Console.WriteLine(result);
}
public Task<string> GetStringAsync()
{
// Issue the HTTP request and let the thread return from GetHttp
HttpResponseMessage msg = await new HttpClient().GetAsync("http://Wintellect.com/");
// We never get here: The main thread is waiting for this method to finish but this method
// can't finish because the main thread is waiting for it to finish --> DEADLOCK!
return await msg.Content.ReadAsStringAsync();
}
So the first approach avoids this problem:
public static int Main(string[] args)
{
string result;
Task.Run(async () =>
{
// We run on a thread pool thread
Task<string> getStringTask = GetStringAsync();
// We do get here because any thread pool thread can execute this code, we don't need the main thread.
result = await validationsTask;
}).Wait();
Console.WriteLine(result);
}
Another solution is using ConfigureAwait(false), extracted from the book:
Passing true to this method gives you the same behavior as not calling
the method at all. But, if you pass false, the await operator does
not query the calling thread’s SynchronizationContext object and, when
a thread pool thread completes theTask, it simply completes it and the
code after the await operator executes via the thread pool thread.
public Task<string> GetStringAsync()
{
HttpResponseMessage msg = await new HttpClient().GetAsync("http://Wintellect.com/").ConfigureAwait(false);
// We DO get here now because a thread pool can execute this code
// as opposed to forcing the main thread to execute it.

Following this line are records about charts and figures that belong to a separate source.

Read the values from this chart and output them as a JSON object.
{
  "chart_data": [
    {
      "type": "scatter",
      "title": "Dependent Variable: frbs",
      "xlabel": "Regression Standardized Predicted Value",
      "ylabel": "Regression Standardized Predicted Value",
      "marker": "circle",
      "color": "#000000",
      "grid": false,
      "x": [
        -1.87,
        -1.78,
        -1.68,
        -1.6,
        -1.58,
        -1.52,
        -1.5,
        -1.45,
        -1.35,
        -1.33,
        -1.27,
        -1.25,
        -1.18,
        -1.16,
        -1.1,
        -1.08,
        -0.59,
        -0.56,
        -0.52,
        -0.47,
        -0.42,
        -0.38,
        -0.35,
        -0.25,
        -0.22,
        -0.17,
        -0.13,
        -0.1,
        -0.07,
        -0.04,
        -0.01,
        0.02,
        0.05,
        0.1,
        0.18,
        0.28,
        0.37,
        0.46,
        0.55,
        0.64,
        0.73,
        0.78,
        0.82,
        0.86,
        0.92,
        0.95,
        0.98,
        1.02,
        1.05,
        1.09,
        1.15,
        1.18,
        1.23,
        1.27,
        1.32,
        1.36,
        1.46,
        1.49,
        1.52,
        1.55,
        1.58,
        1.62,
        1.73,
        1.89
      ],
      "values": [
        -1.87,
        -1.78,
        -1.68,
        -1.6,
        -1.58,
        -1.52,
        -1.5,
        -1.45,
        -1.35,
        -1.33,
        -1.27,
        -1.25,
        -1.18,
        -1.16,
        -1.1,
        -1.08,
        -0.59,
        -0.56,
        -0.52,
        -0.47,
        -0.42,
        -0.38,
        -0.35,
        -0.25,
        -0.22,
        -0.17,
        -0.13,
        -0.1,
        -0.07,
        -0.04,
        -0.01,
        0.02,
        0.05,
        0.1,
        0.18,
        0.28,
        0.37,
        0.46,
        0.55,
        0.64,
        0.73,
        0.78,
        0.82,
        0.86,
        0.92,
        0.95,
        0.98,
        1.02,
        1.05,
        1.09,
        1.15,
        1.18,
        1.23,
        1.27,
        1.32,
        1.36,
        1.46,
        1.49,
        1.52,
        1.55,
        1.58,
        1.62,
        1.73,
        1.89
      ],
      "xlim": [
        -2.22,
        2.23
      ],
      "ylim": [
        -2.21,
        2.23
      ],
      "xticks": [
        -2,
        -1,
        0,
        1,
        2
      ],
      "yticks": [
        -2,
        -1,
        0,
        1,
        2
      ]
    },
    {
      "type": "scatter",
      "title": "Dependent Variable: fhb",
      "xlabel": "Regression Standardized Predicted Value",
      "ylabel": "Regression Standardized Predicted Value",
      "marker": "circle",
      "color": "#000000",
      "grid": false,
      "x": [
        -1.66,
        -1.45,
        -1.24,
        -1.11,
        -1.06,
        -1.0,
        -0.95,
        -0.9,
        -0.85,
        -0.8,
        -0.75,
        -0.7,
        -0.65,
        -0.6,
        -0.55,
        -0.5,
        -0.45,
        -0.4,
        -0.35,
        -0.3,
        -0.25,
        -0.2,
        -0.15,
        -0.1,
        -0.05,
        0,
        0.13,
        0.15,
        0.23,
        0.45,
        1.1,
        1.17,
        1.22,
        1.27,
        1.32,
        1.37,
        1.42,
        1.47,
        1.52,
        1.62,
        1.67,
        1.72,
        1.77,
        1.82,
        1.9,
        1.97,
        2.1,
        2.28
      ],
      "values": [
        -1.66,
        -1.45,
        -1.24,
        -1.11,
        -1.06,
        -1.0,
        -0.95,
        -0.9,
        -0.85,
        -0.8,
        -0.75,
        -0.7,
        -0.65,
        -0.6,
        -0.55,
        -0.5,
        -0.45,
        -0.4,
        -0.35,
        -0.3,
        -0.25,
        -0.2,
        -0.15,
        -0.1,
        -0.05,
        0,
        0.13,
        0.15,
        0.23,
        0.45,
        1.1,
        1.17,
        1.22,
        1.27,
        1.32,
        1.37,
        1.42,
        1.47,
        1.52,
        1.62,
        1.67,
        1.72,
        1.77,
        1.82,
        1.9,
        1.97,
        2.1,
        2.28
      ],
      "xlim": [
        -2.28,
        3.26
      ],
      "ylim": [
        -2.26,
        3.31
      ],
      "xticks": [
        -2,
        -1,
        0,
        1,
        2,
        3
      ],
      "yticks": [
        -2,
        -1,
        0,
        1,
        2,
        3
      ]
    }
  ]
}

return await msg.Content.ReadAsStringAsync().ConfigureAwait(false);
}
Let's have the following situation
// method from class A
public async Task FooAsync()
{
return Task.Factory.StartNew(() => { //code_block_1 });
}
// method from class B
public async Task BarAsync()
{
return Task.Factory.StartNew(() => { //code_block_2 });
}
and an action method in a MVC controller
public async void SomeAction()
{
A a = new A();
B b = new B();
Task t1 = a.FooAsync();
Task t2 = b.BarAsync();
// Some other code 1
await Task.WhenAll(t1, t2);
// Some other code 2
}
And a request to that action is sent. How I think everything should work:
A thread from the thread pool will be assigned to process the request
The execution of SomeAction() starts in that thread. "a" and "b" are created.
FooAsync() is called. Task.Factory.StartNew() is executed which creates new task for "//code_block_1". From that moment it's up to the TaskScheduler what thread from the thread pool will process the task. It could be the same thread executing "SomeAction" (in that case the execution of FooAsync would be synchronous) or another thread from the pool.
BarAsync() is called. [Same as above]
"// Some other code 1" is executed on the same thread on which SomeAction() started.
await Task.WhenAll(t1, t2); creates a task which waits until both t1 and t2 have completed. Everything after the "await" ("// Some other code 2") is marked as "continuation" and the current thread is release back to the pool. Once both t1 and t2 have completed, the rest of the code can be processed by a thread from the pool (not necessarily the same thread which started processing SomeAction()).
And finally my question... Am I right? Am I wrong about something and what is it? And am I missing something?
Yes, this is almost entirely accurate.
It could be the same thread executing "SomeAction"
If that was the case there would be no point in calling StartNew. This method is meant to create parallelism. It never inlines the task. You probably confused this with Wait inlining unstarted tasks.
Note, that because of the parallelism you initiated request processing will block 2 threads instead of one. Hadn't you used await it would have taken 3.